Improving user journeys for humanitarian cash transfers

Humanitarian agencies today increasingly deliver cash to affected people. The variety of systems and mechanisms used to transfer money is growing. From digital payment systems (like mobile money accounts, prepaid or smart cards, and electronic vouchers) to more traditional methods of delivering funds (through agents, informal networks, or over the counter), there is still much to be learned about how well these systems are able to meet recipients’ needs and to satisfy their preferences. Funded by the United Kingdom’s Department for International Development (DFID), our research contributes to a more holistic understanding of how cash transfer programmes and their underlying features are perceived by recipients. In collaboration with experts from the Overseas Development Institute (ODI) and Oxfam, we combine quantitative perception surveys with qualitative analyses of individual user journeys.
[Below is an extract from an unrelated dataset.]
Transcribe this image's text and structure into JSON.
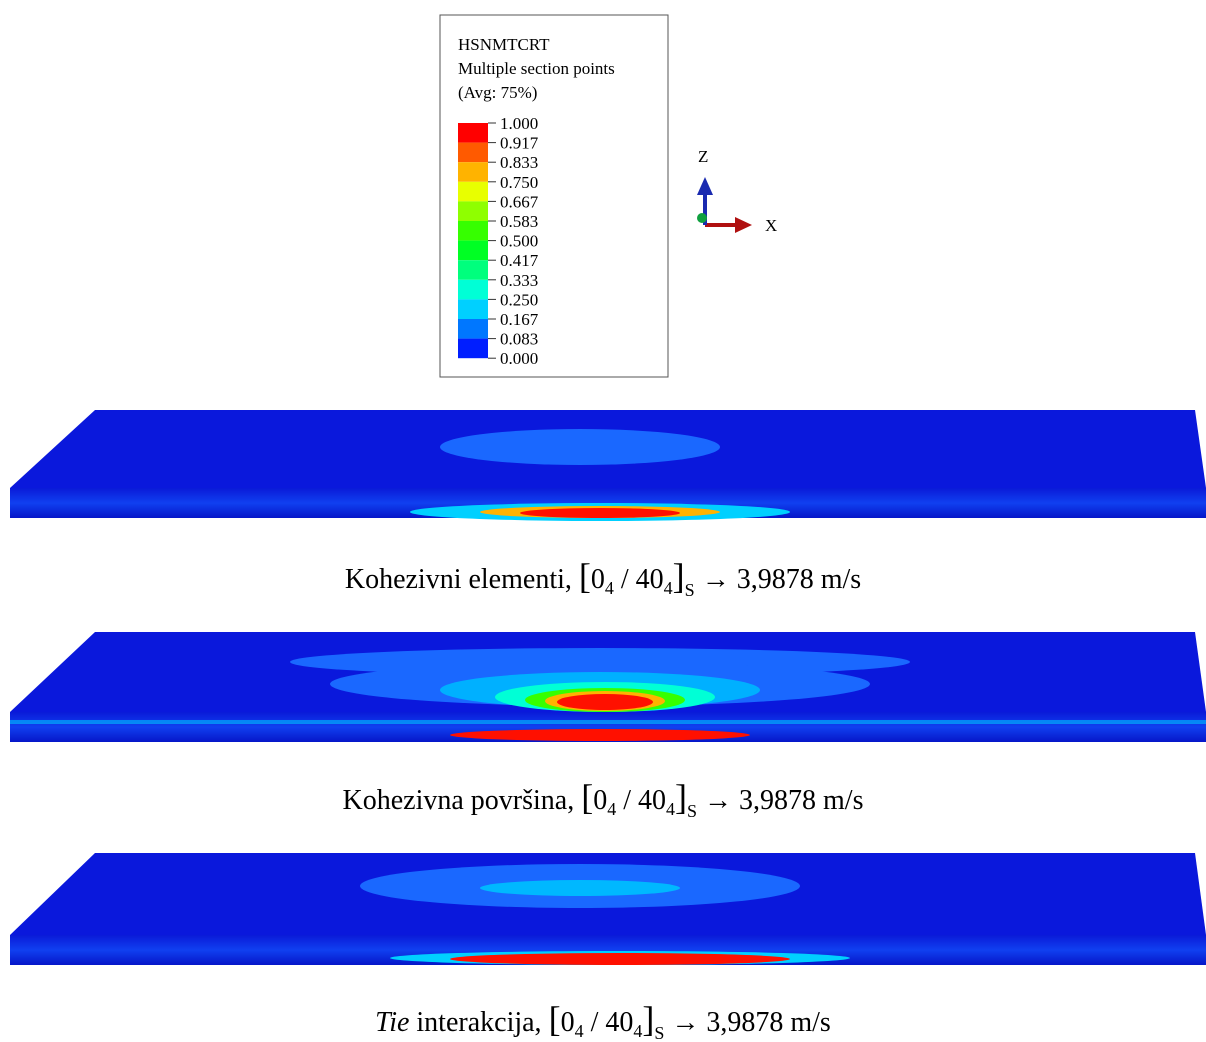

A thorough understanding of these journeys – including recipients’ preferences, expectations, and satisfaction levels at various points of interaction with the cash programme – helps donors fund context-appropriate and effective delivery mechanisms while providing aid agencies with the tools to improve the design of their programmes. In December 2017, we surveyed just over 260 cash recipients and conducted a series of in-depth user journey interviews in Kenya’s Turkana and Nairobi counties. By the summer of 2018, we will produce guidance for donors and agency field staff along with presentations and a short video summarising the main findings.